Abstract:
Complex biological systems, from gene-regulatory circuits to neural networks, often exhibit surprisingly reliable computation despite their noisy components. While the specific elements such as genes, biochemical interactions, or neurons play key roles, some emergent properties arise directly from the underlying network architecture. In this talk, I will demonstrate how Boolean networks, or networks of switches, can be used for studying these architectural principles. The main idea is to keep the architecture of a network, while simplifying the dynamical state of the nodes of a network to simple ON/OFF states. Primarily, I will focus on genetic regulation: Boolean network models demonstrate how network topology fosters reliability in noisy environments,with stable attractors that resist fluctuations. Strikingly, they can serve as precise dynamical blueprints for real cellular circuits, for instance, faithfully reproducing the full cell-cycle sequence in fission yeast and predicting phenotypes for nearly all knockout mutants based solely on connectivity. By adding noise to Boolean networks we will further explore reliability of network architectures that occur in nature. Motivated by the recently observed scaling in neural avalanches, I will briefly discuss how Boolean-like networks provide minimal mechanisms for emerging criticality, characterized by power-law scaling in their avalanche statistics, as observed in neocortical recordings.
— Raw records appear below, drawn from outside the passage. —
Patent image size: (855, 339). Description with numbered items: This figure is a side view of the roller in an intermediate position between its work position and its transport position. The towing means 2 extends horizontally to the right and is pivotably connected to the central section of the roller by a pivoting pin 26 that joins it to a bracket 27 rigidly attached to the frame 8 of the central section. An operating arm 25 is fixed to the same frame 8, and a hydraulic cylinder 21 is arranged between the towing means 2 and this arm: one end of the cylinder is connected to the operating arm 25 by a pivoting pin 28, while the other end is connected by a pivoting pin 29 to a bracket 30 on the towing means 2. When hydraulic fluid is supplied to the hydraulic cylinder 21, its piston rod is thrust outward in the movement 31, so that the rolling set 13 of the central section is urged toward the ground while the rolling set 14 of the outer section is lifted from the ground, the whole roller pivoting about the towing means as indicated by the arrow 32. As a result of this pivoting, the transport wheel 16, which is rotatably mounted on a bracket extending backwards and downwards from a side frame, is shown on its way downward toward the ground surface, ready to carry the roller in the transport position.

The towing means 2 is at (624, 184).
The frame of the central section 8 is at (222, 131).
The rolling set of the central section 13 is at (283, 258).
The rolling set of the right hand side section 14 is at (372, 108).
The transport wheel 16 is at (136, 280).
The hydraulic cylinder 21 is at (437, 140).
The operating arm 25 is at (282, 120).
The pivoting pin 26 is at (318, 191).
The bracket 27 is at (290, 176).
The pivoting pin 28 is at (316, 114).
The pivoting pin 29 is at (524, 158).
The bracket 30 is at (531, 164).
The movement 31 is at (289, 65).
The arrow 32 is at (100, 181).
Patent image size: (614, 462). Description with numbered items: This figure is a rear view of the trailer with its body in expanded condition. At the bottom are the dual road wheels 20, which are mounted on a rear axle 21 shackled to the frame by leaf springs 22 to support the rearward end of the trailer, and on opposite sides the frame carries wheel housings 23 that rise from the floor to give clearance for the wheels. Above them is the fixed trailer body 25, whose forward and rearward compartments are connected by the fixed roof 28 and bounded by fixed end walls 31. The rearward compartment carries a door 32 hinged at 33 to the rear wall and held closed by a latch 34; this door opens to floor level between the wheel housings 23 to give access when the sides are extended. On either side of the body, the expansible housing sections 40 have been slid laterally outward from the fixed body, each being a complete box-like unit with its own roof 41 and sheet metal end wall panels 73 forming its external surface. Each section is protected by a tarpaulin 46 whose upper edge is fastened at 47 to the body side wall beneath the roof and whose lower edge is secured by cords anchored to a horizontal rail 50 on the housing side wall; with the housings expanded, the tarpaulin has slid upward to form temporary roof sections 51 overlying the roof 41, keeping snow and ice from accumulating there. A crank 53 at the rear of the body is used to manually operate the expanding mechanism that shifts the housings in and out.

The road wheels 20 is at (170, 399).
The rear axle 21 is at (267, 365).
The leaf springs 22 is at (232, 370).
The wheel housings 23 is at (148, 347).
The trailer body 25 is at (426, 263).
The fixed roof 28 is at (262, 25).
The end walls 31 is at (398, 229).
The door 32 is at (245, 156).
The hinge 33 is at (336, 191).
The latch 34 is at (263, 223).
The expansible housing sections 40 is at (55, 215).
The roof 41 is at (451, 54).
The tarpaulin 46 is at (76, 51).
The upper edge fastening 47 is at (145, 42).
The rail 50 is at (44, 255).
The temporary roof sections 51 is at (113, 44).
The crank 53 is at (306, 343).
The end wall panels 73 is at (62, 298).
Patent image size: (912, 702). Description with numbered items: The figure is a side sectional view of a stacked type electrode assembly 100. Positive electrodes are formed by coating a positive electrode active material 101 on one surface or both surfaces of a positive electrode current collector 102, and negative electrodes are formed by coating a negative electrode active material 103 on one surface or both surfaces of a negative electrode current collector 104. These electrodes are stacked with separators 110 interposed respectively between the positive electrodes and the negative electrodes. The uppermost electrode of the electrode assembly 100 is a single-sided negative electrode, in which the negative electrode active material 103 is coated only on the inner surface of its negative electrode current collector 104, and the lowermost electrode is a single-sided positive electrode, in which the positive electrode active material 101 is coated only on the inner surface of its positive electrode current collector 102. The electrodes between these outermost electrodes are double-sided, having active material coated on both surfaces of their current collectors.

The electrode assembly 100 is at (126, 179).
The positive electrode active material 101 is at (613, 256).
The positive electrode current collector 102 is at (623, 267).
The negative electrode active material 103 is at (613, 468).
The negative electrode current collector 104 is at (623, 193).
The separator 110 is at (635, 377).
In these models, balanced excitation–inhibition naturally arises, suggesting speculative parallels to neural self-regulation. Overall, Boolean networks stand out as an accessible formalism that bridges molecular fidelity with computational richness, inviting exploration across biology and AI.

Bio:
Stefan Bornholdt is Professor of Theoretical Physics at University of Bremen in Germany. He uses methods from theoretical physics to study origin, dynamics, and function of complex systems from diverse disciplines from biological networks as gene regulation networks and neural networks, to social networks and socio-economic systems, where collective phenomena in human society are approached from a statistical physics and dynamical systems perspective.